Thanks to Newman’s trial, experience and praise, Daniel felt validated in his pursuit of his Ranger tab.
“In stature, Chief [Newman] is such an impressive and intimidating guy,” Daniel said. “When he told me that he had confidence in me, and he thought I had what it takes to be successful in the course. I truly felt better about myself, and that inspired me to train even harder.”
Daniel began Ranger School at Camp Darby in Fort Benning, Ga., during the summer of 2019. He, along with nearly 400 others, were ready to take on the 62-day challenge that if successful, would make them Rangers.
Daniel said each of the three phases of training were physically and mentally demanding. All the while, people were dropping out of the course due to task failure, injury or quitting.
Those who powered through completed land navigation courses, patrols, and many other exercises while navigating the hostile terrains of mountainous Georgia and the swamplands of Florida. Students also battled with unpredictable weather, hunger and oftentimes, very little sleep.
These stressors are intended to allow them to evaluate their abilities and weaknesses. At the end of the course, 85 people, including Daniel, earned the title of “Ranger.”
When asked what kept him going during the most difficult times, Daniel said, “Every free moment I had, I would just think about my family. Thinking about them was almost like an escape.”
Daniel also shared how important it was to him that he didn’t let down any of the people who supported him throughout his training.

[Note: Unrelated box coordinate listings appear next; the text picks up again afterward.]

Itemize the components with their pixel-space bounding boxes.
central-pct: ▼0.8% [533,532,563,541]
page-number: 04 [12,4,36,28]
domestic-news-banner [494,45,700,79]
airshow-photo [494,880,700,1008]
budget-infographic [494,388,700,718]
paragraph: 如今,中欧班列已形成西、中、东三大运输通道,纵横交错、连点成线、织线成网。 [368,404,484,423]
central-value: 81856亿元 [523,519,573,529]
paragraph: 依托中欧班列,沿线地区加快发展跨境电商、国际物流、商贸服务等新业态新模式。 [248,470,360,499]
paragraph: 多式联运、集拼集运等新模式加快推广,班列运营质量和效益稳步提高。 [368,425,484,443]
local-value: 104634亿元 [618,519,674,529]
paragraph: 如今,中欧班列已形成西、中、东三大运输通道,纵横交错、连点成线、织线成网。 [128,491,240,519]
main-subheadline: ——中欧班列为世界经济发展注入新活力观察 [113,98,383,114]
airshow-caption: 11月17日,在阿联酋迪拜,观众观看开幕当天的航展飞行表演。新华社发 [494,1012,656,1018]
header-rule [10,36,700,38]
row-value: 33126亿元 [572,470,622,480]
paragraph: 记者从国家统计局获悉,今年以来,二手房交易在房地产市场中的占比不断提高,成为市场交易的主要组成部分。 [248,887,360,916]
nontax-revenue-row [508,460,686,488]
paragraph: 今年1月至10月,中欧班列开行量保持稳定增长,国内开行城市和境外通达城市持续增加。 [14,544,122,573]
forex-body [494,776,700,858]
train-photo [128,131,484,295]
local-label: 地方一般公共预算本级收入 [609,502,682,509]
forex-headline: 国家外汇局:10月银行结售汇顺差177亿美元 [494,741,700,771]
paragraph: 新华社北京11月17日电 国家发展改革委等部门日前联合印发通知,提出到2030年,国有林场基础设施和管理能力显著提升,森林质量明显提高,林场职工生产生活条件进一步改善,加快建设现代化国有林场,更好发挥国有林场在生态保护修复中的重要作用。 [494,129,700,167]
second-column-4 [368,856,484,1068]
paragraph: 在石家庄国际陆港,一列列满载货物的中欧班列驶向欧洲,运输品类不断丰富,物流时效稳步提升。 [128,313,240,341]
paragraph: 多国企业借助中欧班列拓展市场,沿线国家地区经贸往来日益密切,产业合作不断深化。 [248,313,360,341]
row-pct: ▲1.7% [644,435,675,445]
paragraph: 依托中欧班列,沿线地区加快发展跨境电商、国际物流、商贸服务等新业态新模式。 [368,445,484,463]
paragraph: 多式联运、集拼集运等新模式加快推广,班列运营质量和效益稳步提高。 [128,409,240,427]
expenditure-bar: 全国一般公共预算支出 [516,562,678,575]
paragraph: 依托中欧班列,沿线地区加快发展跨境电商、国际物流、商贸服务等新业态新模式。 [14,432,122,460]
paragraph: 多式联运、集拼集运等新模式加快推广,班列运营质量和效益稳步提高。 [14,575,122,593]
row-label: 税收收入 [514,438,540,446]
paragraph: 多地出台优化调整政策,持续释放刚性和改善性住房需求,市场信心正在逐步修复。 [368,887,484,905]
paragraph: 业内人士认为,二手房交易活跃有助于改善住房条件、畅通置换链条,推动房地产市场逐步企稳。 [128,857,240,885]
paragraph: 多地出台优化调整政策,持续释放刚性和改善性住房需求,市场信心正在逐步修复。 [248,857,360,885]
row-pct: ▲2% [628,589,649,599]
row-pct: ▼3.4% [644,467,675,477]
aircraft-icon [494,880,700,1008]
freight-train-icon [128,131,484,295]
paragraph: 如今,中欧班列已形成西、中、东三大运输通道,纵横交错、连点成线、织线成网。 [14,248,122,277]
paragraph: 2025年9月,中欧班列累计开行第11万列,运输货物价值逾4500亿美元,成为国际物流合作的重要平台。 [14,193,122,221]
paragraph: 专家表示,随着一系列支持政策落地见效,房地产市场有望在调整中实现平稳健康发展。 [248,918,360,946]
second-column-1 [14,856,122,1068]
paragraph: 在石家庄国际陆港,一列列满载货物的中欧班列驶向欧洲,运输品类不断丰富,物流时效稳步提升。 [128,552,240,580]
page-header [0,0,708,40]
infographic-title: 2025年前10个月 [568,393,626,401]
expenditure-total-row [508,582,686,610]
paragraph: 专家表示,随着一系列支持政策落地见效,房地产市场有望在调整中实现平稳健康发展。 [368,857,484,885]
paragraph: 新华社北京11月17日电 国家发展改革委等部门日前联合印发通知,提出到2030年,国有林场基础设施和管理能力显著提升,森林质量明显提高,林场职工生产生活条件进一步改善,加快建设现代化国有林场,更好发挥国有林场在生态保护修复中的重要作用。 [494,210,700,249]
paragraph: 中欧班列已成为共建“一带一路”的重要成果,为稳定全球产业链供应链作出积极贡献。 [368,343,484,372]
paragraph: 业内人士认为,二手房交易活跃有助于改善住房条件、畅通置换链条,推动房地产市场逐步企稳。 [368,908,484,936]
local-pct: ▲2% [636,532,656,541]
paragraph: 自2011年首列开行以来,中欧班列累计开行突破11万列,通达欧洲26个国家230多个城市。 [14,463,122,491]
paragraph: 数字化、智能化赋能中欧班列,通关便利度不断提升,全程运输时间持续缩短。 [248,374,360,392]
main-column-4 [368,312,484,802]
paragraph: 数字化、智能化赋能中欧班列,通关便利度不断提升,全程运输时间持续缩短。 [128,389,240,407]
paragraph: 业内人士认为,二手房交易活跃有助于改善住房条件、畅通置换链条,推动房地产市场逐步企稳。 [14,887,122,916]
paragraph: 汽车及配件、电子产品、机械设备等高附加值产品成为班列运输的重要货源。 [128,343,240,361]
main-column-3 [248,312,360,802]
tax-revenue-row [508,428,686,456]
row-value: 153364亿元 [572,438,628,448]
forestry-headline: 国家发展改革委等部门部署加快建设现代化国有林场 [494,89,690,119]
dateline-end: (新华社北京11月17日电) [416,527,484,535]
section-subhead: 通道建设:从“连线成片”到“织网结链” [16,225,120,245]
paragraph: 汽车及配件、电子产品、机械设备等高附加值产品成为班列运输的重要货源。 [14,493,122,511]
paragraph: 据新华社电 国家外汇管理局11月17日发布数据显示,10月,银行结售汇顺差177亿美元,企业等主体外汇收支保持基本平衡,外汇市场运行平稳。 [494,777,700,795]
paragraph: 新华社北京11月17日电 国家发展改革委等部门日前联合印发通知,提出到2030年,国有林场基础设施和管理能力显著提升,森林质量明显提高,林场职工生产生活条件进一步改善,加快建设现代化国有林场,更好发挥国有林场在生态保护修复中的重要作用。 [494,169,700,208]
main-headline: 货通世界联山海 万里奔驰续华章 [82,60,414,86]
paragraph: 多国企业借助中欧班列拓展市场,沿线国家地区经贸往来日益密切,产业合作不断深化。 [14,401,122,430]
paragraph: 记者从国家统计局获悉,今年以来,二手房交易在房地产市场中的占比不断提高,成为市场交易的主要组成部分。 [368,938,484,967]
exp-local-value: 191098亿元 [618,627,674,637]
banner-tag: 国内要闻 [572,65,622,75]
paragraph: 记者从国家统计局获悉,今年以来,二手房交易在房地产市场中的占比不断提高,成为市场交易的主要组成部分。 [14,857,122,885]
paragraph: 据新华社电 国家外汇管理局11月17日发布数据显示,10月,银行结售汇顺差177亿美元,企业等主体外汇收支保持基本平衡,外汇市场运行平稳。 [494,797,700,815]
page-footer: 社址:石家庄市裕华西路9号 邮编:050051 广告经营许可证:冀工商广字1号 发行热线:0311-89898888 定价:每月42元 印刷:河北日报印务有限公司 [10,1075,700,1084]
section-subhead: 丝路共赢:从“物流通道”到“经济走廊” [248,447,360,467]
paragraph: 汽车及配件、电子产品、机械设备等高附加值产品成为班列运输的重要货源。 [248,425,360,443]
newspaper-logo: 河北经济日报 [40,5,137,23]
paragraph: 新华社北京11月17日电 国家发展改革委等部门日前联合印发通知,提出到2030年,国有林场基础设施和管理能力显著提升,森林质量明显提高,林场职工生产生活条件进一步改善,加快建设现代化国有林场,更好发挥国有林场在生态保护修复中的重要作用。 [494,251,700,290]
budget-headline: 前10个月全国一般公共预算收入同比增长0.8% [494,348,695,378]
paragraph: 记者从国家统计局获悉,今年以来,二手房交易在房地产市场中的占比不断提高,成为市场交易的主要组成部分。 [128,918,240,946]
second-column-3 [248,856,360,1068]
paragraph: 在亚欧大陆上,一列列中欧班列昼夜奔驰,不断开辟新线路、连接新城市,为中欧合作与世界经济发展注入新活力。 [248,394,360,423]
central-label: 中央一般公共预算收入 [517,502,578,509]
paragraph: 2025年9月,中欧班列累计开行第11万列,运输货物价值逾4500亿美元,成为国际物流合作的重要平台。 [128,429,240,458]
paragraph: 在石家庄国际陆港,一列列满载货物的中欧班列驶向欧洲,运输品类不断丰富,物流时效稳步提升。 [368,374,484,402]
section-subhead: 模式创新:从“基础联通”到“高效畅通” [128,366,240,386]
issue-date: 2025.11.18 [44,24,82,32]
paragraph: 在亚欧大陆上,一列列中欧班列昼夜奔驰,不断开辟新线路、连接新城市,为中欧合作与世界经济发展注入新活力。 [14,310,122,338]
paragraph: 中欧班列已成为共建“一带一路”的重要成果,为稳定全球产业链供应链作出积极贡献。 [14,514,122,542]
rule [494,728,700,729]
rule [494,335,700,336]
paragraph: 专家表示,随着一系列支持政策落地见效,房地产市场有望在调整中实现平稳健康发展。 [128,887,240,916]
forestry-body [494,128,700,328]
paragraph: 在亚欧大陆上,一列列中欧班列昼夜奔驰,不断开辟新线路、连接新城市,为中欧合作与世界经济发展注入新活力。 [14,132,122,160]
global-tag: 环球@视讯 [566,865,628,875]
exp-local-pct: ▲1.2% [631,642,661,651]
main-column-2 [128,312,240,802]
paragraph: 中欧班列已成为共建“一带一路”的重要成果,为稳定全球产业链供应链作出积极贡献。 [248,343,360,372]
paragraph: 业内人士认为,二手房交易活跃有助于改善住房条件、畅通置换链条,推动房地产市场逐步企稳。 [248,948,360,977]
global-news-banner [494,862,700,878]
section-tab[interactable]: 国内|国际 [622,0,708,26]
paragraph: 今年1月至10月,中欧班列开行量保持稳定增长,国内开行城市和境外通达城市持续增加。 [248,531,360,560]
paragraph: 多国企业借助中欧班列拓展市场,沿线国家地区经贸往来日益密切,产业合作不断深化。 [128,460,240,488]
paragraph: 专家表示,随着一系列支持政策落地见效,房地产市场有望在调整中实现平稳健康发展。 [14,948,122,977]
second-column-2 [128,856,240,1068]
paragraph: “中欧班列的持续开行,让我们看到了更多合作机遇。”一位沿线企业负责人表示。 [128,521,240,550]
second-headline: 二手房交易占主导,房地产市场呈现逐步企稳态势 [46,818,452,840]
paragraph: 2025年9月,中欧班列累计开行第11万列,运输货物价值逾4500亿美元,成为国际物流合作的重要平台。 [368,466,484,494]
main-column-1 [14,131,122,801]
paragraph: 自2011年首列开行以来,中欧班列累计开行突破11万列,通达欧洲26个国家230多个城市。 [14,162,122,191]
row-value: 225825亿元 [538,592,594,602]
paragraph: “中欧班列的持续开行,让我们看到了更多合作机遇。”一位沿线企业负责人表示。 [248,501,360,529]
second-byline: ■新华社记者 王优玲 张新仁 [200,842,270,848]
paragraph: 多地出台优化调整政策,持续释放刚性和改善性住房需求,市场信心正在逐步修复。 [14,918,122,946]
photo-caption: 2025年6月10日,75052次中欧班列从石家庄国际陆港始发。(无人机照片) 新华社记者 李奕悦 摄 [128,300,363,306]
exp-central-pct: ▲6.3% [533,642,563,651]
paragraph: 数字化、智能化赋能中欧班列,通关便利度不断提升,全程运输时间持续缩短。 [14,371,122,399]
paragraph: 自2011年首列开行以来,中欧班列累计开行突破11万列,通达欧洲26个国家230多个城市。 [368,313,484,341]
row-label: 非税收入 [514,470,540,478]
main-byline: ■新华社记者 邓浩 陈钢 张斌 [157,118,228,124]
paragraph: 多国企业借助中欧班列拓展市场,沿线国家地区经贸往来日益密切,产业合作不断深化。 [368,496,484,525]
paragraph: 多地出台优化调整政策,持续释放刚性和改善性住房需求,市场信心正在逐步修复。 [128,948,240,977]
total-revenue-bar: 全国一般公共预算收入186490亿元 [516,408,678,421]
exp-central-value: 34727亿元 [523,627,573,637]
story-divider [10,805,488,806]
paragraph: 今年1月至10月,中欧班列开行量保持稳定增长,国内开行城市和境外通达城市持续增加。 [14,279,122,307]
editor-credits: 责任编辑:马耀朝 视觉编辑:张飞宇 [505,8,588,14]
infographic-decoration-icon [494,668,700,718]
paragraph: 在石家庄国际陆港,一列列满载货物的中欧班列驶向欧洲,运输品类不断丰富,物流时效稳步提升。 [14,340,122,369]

“My command staff was 100 percent supportive the entire time,” he said.
“Daniel is the first RPA Airman to earn this impressive honor, ” said Lt. Col. Christopher, 867th Attack Squadron commander. “He is a trailblazer in the RPA family. As the largest MWS (major weapons system) in the Air Force, integration with our other services is critical to taking RPA utilization to the next level.”
Newman agreed, as a former leader of the 432nd WG/432nd AEW, he also showcased the dexterity of perspective Daniel now brings to the fight.
“His graduation from Ranger School as an Airman is a huge deal,” Newman said. “He will forever be a part of a team of teams that truly understands the ground, and as an Airman, understand air, space and cyberspace.”
Now back in the pilot seat in one of 432nd Wing’s Geographically Separated Units, as an RPA pilot and Ranger, Daniel now serves as a Ranger ambassador for the Air Force, and has begun offering to help train Airmen who are interested in accepting the challenge of becoming a Ranger.
“I’m excited to be an Air Force guy with a Ranger tab,” Daniel beamed. “I saw this as a challenge I wanted to take on, and where it will lead me from here, I have no idea, but I’ll know I gave it all I had, and I was able to succeed.”